1. zifiri karanlık yerini güneşe teslim etmek üzereydi. tan vakti pakizelerin damındaki horoz, göğsünü ringe çıkan boks güreşçileri gibi kabarttıkça kabartıp kanatlarını açarak, o cılız sesiyle buraların ağasıyım cinsinden ötüşü uykudan uyanmasına yetmişti. karyolanın gıcırtısından kalkmış çeşmenin kurnasını çevirip yüzünü soğuk suya vurup gözleri faltaşı gibi açılmıştı. potinleri geçirip birden sendeleyerek gocuğunu giymek üzereyken bir cigara yakmıştı;

    - memedim sabah sabah içme şu mereti

    - tamam ana. var git yat sen!

    - eyi memedim eyi ! ama içme be oğul

    - anaaa! işe geç kaldım zati

    - akşama ne yemek istersin ?

    - mercimek, kuru fasle

    - tamam yiğidim, rastgele

    esefle başını sallayarak içi karalar bağlarcasına bitkin halde kapının eşiğinden bakıyor bir yandan da iç çekiyordu. yavru bebeler gibi hiç kıyamıyor, bir dediğini iki etmiyordu. bir everemediğine yanan anası birde şu cigaraya kendini kaptırmasına emzik gibi ağzından eksik etmemesine yanıyordu ciğeri.

    sonbaharın son aylarında ayaz kendini oldukça göstermiş, çıplak deriyi yalayan keskin bıçak gibi iliklere işler olmuştu. aralıksız süren yağmurlar toprağı bataklık haline getirmişti. avludan çıkıp tahta kapıdan geçerek avlunun önündeki çukura su dolmasına sinirlenip bir de küfür basmıştı. mahalleye çıktığında belli belirsiz bir kalabalık görmüştü. yüzünü birden buruşturmuş ayaza karşı derin bir duman daha çekmişti. kimisi taraçalara kimisi camlara üşüşmüş kalabalığın içinde, mahallenin ileri gelen kodoşları, fısır fısır belli bir grup oluşturmuş konuşuyorlardı. elinde tespihi sallayan memed’e gözler dikilmiş, külhanbeyi yürüşüne bayılan kızlar birbirini çimdikleyerek kıkır kıkır gülüşmekten kendilerini alamamışlardı. memed yan gözle gülüşmelerin geldiği yöne fırlattığı bir bakış kızların dudak ısırmasına yetmişti.

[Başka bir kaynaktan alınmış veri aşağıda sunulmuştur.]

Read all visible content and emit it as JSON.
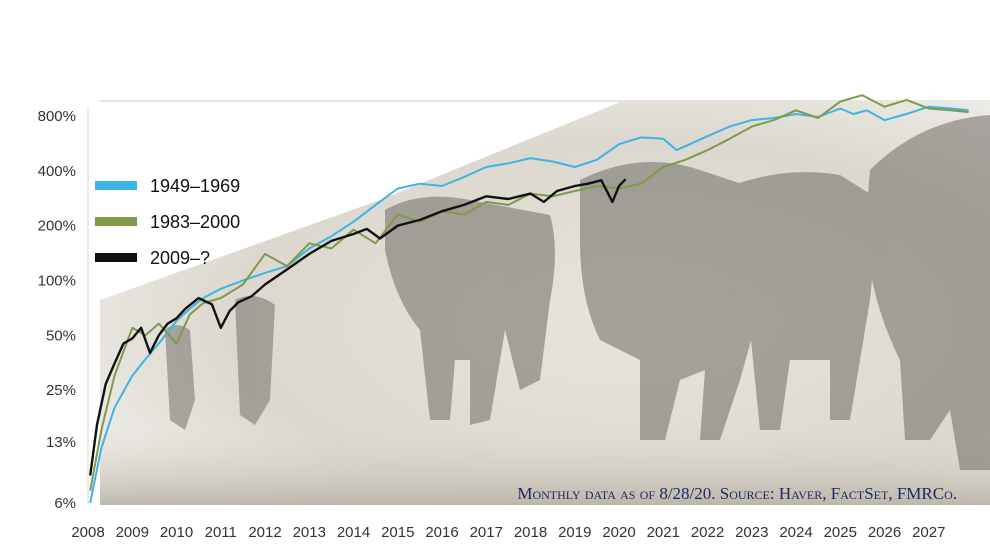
{
  "chart_data": {
    "type": "line",
    "y_scale": "log",
    "y_unit": "% cumulative return",
    "y_ticks": [
      {
        "label": "6%",
        "value": 6
      },
      {
        "label": "13%",
        "value": 13
      },
      {
        "label": "25%",
        "value": 25
      },
      {
        "label": "50%",
        "value": 50
      },
      {
        "label": "100%",
        "value": 100
      },
      {
        "label": "200%",
        "value": 200
      },
      {
        "label": "400%",
        "value": 400
      },
      {
        "label": "800%",
        "value": 800
      }
    ],
    "x_ticks": [
      "2008",
      "2009",
      "2010",
      "2011",
      "2012",
      "2013",
      "2014",
      "2015",
      "2016",
      "2017",
      "2018",
      "2019",
      "2020",
      "2021",
      "2022",
      "2023",
      "2024",
      "2025",
      "2026",
      "2027"
    ],
    "xlim": [
      2008,
      2028
    ],
    "ylim": [
      6,
      900
    ],
    "grid": false,
    "legend_position": "left",
    "series": [
      {
        "name": "1949–1969",
        "color": "#3db4e5",
        "x": [
          2008.05,
          2008.3,
          2008.6,
          2009.0,
          2009.3,
          2009.6,
          2010.0,
          2010.3,
          2010.6,
          2011.0,
          2011.5,
          2012.0,
          2012.5,
          2013.0,
          2013.5,
          2014.0,
          2014.5,
          2015.0,
          2015.5,
          2016.0,
          2016.5,
          2017.0,
          2017.5,
          2018.0,
          2018.5,
          2019.0,
          2019.5,
          2020.0,
          2020.5,
          2021.0,
          2021.3,
          2021.6,
          2022.0,
          2022.5,
          2023.0,
          2023.5,
          2024.0,
          2024.5,
          2025.0,
          2025.3,
          2025.6,
          2026.0,
          2026.5,
          2027.0,
          2027.5,
          2027.9
        ],
        "values": [
          6,
          12,
          20,
          30,
          37,
          45,
          60,
          70,
          80,
          90,
          100,
          110,
          120,
          150,
          175,
          210,
          260,
          320,
          340,
          330,
          370,
          420,
          440,
          470,
          450,
          420,
          460,
          560,
          610,
          600,
          520,
          560,
          620,
          700,
          760,
          780,
          820,
          790,
          880,
          820,
          860,
          760,
          820,
          900,
          880,
          860
        ]
      },
      {
        "name": "1983–2000",
        "color": "#7e9a4a",
        "x": [
          2008.05,
          2008.3,
          2008.6,
          2009.0,
          2009.3,
          2009.6,
          2010.0,
          2010.3,
          2010.6,
          2011.0,
          2011.5,
          2012.0,
          2012.5,
          2013.0,
          2013.5,
          2014.0,
          2014.5,
          2015.0,
          2015.5,
          2016.0,
          2016.5,
          2017.0,
          2017.5,
          2018.0,
          2018.5,
          2019.0,
          2019.5,
          2020.0,
          2020.5,
          2021.0,
          2021.5,
          2022.0,
          2022.5,
          2023.0,
          2023.5,
          2024.0,
          2024.5,
          2025.0,
          2025.5,
          2026.0,
          2026.5,
          2027.0,
          2027.5,
          2027.9
        ],
        "values": [
          7,
          15,
          30,
          55,
          50,
          58,
          45,
          65,
          75,
          80,
          95,
          140,
          120,
          160,
          150,
          190,
          160,
          230,
          210,
          240,
          230,
          270,
          260,
          300,
          290,
          310,
          330,
          320,
          340,
          420,
          460,
          520,
          600,
          700,
          760,
          860,
          780,
          960,
          1040,
          900,
          980,
          880,
          860,
          840
        ]
      },
      {
        "name": "2009–?",
        "color": "#111111",
        "x": [
          2008.05,
          2008.2,
          2008.4,
          2008.6,
          2008.8,
          2009.0,
          2009.2,
          2009.4,
          2009.6,
          2009.8,
          2010.0,
          2010.2,
          2010.5,
          2010.8,
          2011.0,
          2011.2,
          2011.4,
          2011.7,
          2012.0,
          2012.5,
          2013.0,
          2013.5,
          2014.0,
          2014.3,
          2014.6,
          2015.0,
          2015.5,
          2016.0,
          2016.5,
          2017.0,
          2017.5,
          2018.0,
          2018.3,
          2018.6,
          2019.0,
          2019.3,
          2019.6,
          2019.85,
          2020.0,
          2020.15
        ],
        "values": [
          8.5,
          16,
          27,
          35,
          45,
          48,
          55,
          40,
          50,
          58,
          62,
          70,
          80,
          74,
          55,
          68,
          76,
          82,
          95,
          115,
          140,
          165,
          180,
          192,
          170,
          200,
          215,
          240,
          260,
          290,
          280,
          300,
          270,
          310,
          330,
          340,
          355,
          270,
          330,
          360
        ]
      }
    ],
    "source_note": "Monthly data as of 8/28/20. Source: Haver, FactSet, FMRCo."
  }
}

    hal’e doğru eğimli sokağı ağır ağır ilerleyen memed, her gecekondu köşelerindeki fısıltıların nedenini merak etmeye başlamıştı. fakat memed’i gören ahalinin ağzı torba gibi büzülüp kapanıyordu. evvelden topaç oynadıkları çınarın yanından geçerken ifrit olduğu zabit hasanı gördü. göz göze geldiler. zabit elinde cop’unu avucunda kavrayarak fiyakasını gösteriyor, memed ise gözlerine ve elindeki cop’a bakarak yere tükürmüş, parmaklarında raks ettirdiği ışıl ışıl kemik tespihi sallamıştı. iki üç adım ötedeki kıraathaneye gelip bir çay istemiş masaya kurulup bacağını çelmişti. yan masadan oturanlardan afaracı hüsam’ın sabahki horoza benzeyen ince tiz sesine kulak kesmişti.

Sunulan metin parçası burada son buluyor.